Mixing perspective and orthogonal projection is a strange approach, as it would look strange to the audience. We are used to get a single perspective only.
When you still think you want that, you can (as mentioned in #8) use multiple scenes, to get different cameras at the same time. Yes, you need some Python code to synchronize the cameras.
Another idea: Have one scene. The main camera gets orthogonal projection. Your “perspective” object will be applied via VideoTexture to a texture of a plane. The source camera can be in projection mode. This might allow really strange illusions to the audience, including what you want.
Mixing perspective and orthogonal projection is a strange approach, as it would look strange to the audience. We are used to get a single perspective only.
Just to make it even more clear what I’m going for:
As for your suggestions:
When you still think you want that, you can (as mentioned in #8) use multiple scenes, to get different cameras at the same time. Yes, you need some Python code to synchronize the cameras.
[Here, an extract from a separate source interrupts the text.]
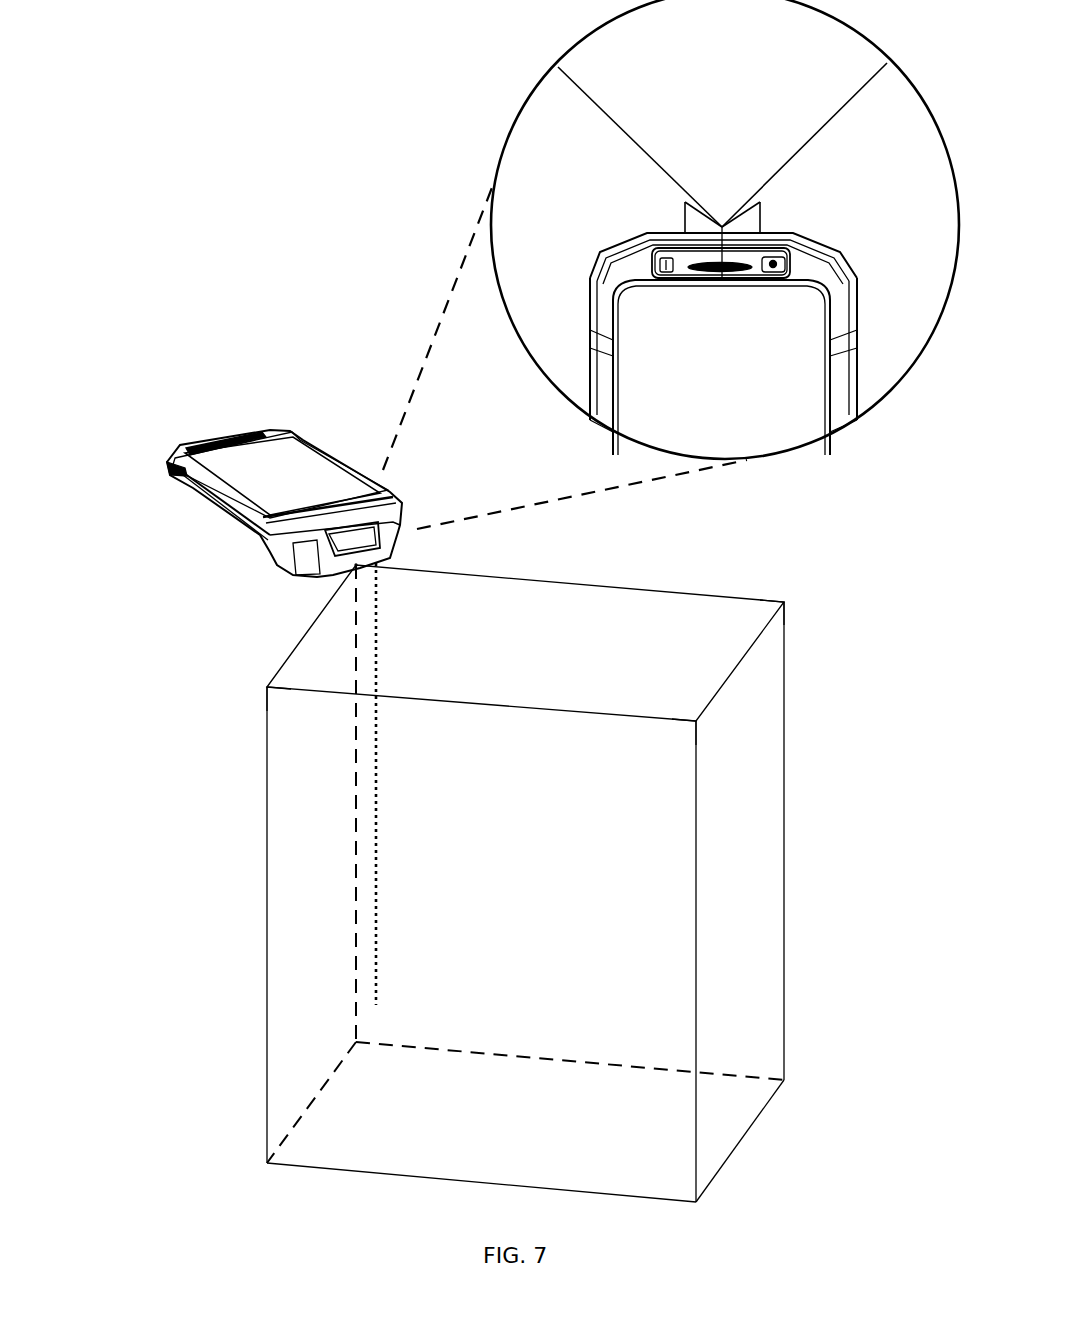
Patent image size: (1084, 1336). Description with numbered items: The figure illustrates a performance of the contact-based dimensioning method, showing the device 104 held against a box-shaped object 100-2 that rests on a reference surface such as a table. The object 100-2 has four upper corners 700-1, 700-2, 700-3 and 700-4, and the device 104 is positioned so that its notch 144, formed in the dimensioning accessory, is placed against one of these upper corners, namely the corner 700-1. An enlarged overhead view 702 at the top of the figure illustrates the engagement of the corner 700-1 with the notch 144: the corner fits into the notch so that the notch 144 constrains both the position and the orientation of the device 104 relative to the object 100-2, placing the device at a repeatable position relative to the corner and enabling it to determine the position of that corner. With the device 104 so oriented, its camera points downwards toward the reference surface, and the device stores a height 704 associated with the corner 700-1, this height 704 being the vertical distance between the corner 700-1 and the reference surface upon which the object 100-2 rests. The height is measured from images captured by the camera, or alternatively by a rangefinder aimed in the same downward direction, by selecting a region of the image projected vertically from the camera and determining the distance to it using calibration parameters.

I tried this using the camera in the second scene as a background scene in the first scene. The camera in the second scene that is in ortographic perspective forces the camera in the first scene to be in ortographic perspective too, it’s very odd. So this doesn’t seem to be working.
Another idea: Have one scene. The main camera gets orthogonal projection. Your “perspective” object will be applied via VideoTexture to a texture of a plane. The source camera can be in projection mode. This might allow really strange illusions to the audience, including what you want.
I don’t understand what you mean by this, I’m not familiar with video textures or projection mode on cameras. Would it be easy to setup or would programming be required?